Sudah lama sekali hujan tidak turun. Udara terasa panas saat siang dan begitu malam datang, dingin menusuk kulit sampai ingin menjerit. Angin yang membawa udara kering bergerak gemulai. Bercanda, berputar, menggelitik rumput liar yang terkulai lemas. Dan sang matahari tersenyum garang. Kesombongannya mulai diperlihatkan lagi.
"Bergumpal-gumpal awan boleh menghalangiku untuk menggodamu! Mereka boleh berlari terbawa angin, dan aku akan tetap membuatmu kesal"
Rumput liar yang mendengar itu makin tersudut. Tertekan dengan keadaannya. Dia butuh air untuk bisa terus bertahan. Satu-satunya yang menghibur adalah dengan kehadiran angin. Baru saja makhluk itu memberinya kabar bahwa di daerah utara dunia semua rumput merasa penat karena terlalu banyak air. Dia heran mengapa matahari tidak bergeser sejenak ke dunia belahan utara. Tetapi sang angin berkata kalau matahari tidak suka dengan posisinya bila berada di utara. Bukan posisi uenak untuk memantau sekeliling dunia. Dia lebih suka berada di tengah-tengah planet ini.
"Dia tidak akan mungkin bisa mengintip apa yang dilakukan bulan! Bila berada terlalu lama di utara mungkin akan membeku!" angin terkekeh, rumput tersenyum sendu.
"Lihat anak-anak yang hendak bermain bola itu!" katanya pada sang angin, "Mereka akan kesakitan bila terjatuh. Tubuhku terasa mulai lemah dan tak sanggup lagi menahan mereka terbentur tanah keras.
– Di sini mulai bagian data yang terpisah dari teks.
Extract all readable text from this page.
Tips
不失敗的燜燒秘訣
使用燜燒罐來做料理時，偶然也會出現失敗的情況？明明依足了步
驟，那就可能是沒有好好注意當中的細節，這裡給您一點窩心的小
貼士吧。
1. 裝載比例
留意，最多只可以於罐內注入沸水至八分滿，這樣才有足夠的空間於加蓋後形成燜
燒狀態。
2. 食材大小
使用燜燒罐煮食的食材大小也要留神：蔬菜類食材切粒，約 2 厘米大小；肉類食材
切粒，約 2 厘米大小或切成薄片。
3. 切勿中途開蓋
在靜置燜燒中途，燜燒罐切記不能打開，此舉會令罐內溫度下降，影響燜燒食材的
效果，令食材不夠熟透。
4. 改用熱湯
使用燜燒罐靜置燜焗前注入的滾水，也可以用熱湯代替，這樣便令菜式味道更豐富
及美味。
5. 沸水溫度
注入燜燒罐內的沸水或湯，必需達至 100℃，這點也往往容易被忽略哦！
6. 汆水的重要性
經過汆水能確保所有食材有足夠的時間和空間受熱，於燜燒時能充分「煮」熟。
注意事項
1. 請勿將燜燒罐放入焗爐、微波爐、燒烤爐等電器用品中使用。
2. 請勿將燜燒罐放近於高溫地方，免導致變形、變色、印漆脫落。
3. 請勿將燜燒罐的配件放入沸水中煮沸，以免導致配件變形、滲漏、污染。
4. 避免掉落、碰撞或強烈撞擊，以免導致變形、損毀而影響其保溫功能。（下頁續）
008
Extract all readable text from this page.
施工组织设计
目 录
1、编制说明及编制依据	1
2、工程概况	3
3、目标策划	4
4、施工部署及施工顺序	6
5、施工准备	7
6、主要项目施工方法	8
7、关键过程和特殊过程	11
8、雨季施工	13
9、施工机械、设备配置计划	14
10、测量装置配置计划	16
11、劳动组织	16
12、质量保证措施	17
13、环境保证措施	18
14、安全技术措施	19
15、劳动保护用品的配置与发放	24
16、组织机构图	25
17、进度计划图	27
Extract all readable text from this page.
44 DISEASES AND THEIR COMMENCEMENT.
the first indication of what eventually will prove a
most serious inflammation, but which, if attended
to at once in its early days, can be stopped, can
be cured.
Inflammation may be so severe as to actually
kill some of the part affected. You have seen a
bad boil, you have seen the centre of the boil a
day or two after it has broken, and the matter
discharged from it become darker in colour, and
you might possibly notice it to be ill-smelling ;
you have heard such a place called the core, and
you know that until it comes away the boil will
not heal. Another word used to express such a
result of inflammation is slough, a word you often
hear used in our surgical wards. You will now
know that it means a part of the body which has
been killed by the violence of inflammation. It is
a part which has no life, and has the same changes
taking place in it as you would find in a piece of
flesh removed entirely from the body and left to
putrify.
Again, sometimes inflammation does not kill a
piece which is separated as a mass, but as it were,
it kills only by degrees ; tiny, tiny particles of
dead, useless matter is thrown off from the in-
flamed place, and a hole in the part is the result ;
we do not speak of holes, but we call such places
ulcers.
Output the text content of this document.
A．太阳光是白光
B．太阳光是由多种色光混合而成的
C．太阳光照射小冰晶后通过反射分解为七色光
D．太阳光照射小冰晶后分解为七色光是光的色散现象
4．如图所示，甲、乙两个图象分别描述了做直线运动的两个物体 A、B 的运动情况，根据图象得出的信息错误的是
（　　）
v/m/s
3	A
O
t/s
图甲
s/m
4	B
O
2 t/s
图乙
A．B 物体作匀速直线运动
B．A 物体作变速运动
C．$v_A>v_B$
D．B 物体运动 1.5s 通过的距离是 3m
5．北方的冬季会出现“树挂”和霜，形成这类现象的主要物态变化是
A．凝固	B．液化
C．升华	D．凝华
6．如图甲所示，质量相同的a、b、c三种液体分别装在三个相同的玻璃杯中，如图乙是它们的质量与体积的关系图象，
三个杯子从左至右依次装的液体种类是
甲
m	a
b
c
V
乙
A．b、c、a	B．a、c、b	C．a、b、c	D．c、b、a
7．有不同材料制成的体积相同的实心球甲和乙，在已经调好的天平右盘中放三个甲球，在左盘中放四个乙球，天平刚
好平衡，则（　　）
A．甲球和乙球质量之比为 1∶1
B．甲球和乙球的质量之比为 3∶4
Sebentar lagi aku akan mati karena kehausan!"
"Bagaimana pendapatmu?" angin melirik matahari yang semakin garang, "Bukankah dia terlalu baik? Walau dalam keadaan lemah seperti ini dia masih saja memikirkan manusia-manusia yang tak tahu diuntung itu!"
Sang angin pergi meninggalkan rumput dan matahari untuk bisa bicara dari hati ke hati. Atau karena dia memang selalu pergi? Saat sang rumput masih ingin bercerita banyak, masih ingin bertanya tentang apa yang terjadi di belahan lain dunia yang belum pernah ia kunjungi…angin sudah meninggalknnya. Selalu membiarkan matahari merusak segalanya. Merusak harapannya.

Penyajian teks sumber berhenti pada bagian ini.